Running a Website Monitoring Service with a Boring Technology

What’s your background and what site are you running in production?

My name is Jamhur Mustafayev. I run a small bootstrapped company called Hexadecimal.

Hexadecimal is a no-nonsense website monitoring service. When your website goes down or your SSL / TLS certificates are about to expire, you get notified.

interviews/9/jamhur-mustafayev-hexadecimal.jpg

It has performed over 2.5 million checks to date and that number is constantly growing.

I quietly launched Hexadecimal on September 12, 2019. I was a bit anxious going into this endeavor, since running an infrastructure business (read: high availability) as a one-person company is quite a challenge. Even though it is early to talk about it, the whole thing turned out to be quite stable.

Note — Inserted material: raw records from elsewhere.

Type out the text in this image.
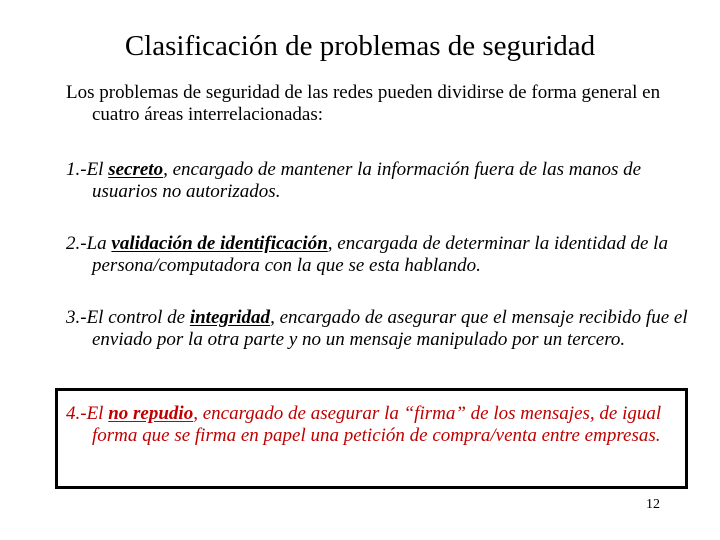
Clasificación de problemas de seguridad
Los problemas de seguridad de las redes pueden dividirse de forma general en cuatro áreas interrelacionadas:
1.-El secreto, encargado de mantener la información fuera de las manos de usuarios no autorizados.
2.-La validación de identificación, encargada de determinar la identidad de la persona/computadora con la que se esta hablando.
3.-El control de integridad, encargado de asegurar que el mensaje recibido fue el enviado por la otra parte y no un mensaje manipulado por un tercero.
4.-El no repudio, encargado de asegurar la “firma” de los mensajes, de igual forma que se firma en papel una petición de compra/venta entre empresas.
12
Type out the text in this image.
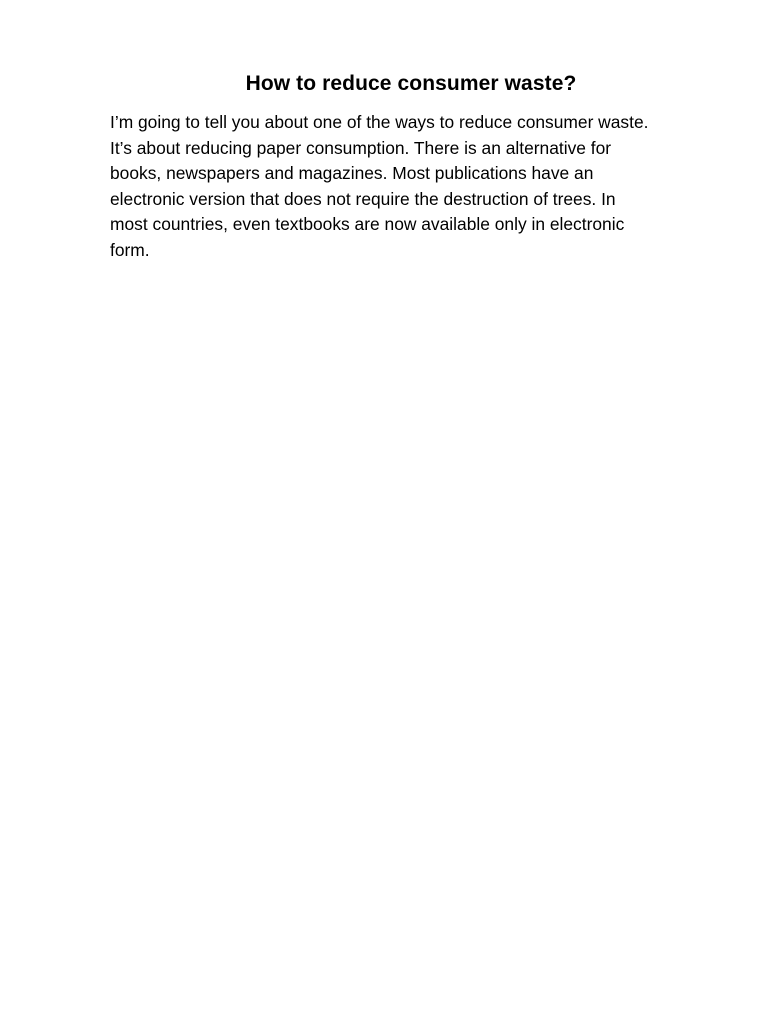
How to reduce consumer waste?

I’m going to tell you about one of the ways to reduce consumer waste.
It’s about reducing paper consumption. There is an alternative for
books, newspapers and magazines. Most publications have an
electronic version that does not require the destruction of trees. In
most countries, even textbooks are now available only in electronic
form.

Hexadecimal’s architecture in a nutshell is:

  • A marketing, blog, docs and changelog site that is a static site
  • A web app built with Ruby on Rails 6.x

For privacy and performance reasons, I don’t have third-party analytics on my websites, so I don’t know how many people visit them every month. However, I do have a handful of paying customers and that’s what matters to me at the end of the day.

What motivated you to use Rails / Ruby?

I was familiar with Python at the time I started working on Hexadecimal, so I went with Django.

However, I found myself fighting too much with Django and (especially) Celery while trying to subjugate them to my will so I started eyeing alternatives.

I also had some previous experience with Flask and liked working with it very much, but I knew I had to write a lot of boilerplate code so I decided against it.

I heard about Rails before but didn’t know much about it, except that it is quick to get up and running and has too much magic.

I decided to roll with Ruby / Rails and see what happens. Coming from Python land, I picked up Ruby quickly (Ruby and Python are kind of the same, but they are different).

Rails is still a decent choice for most CRUD apps, although there is a fair number of unmaintained Ruby gems out there because people have moved on to different languages and frameworks.

For anyone choosing Rails for their project, my only advice would be to not fight with it too much – it’s opinionated for a reason. Use the default patterns and tools provided by the framework, be it the template engine or a testing framework.

Is your site a monolith or broken up into microservices?

It’s a monolith.

I know very little about the microservices pattern, except that if you are unsure whether it is a right fit for you, you probably shouldn’t use it. Especially if you’re a one person company.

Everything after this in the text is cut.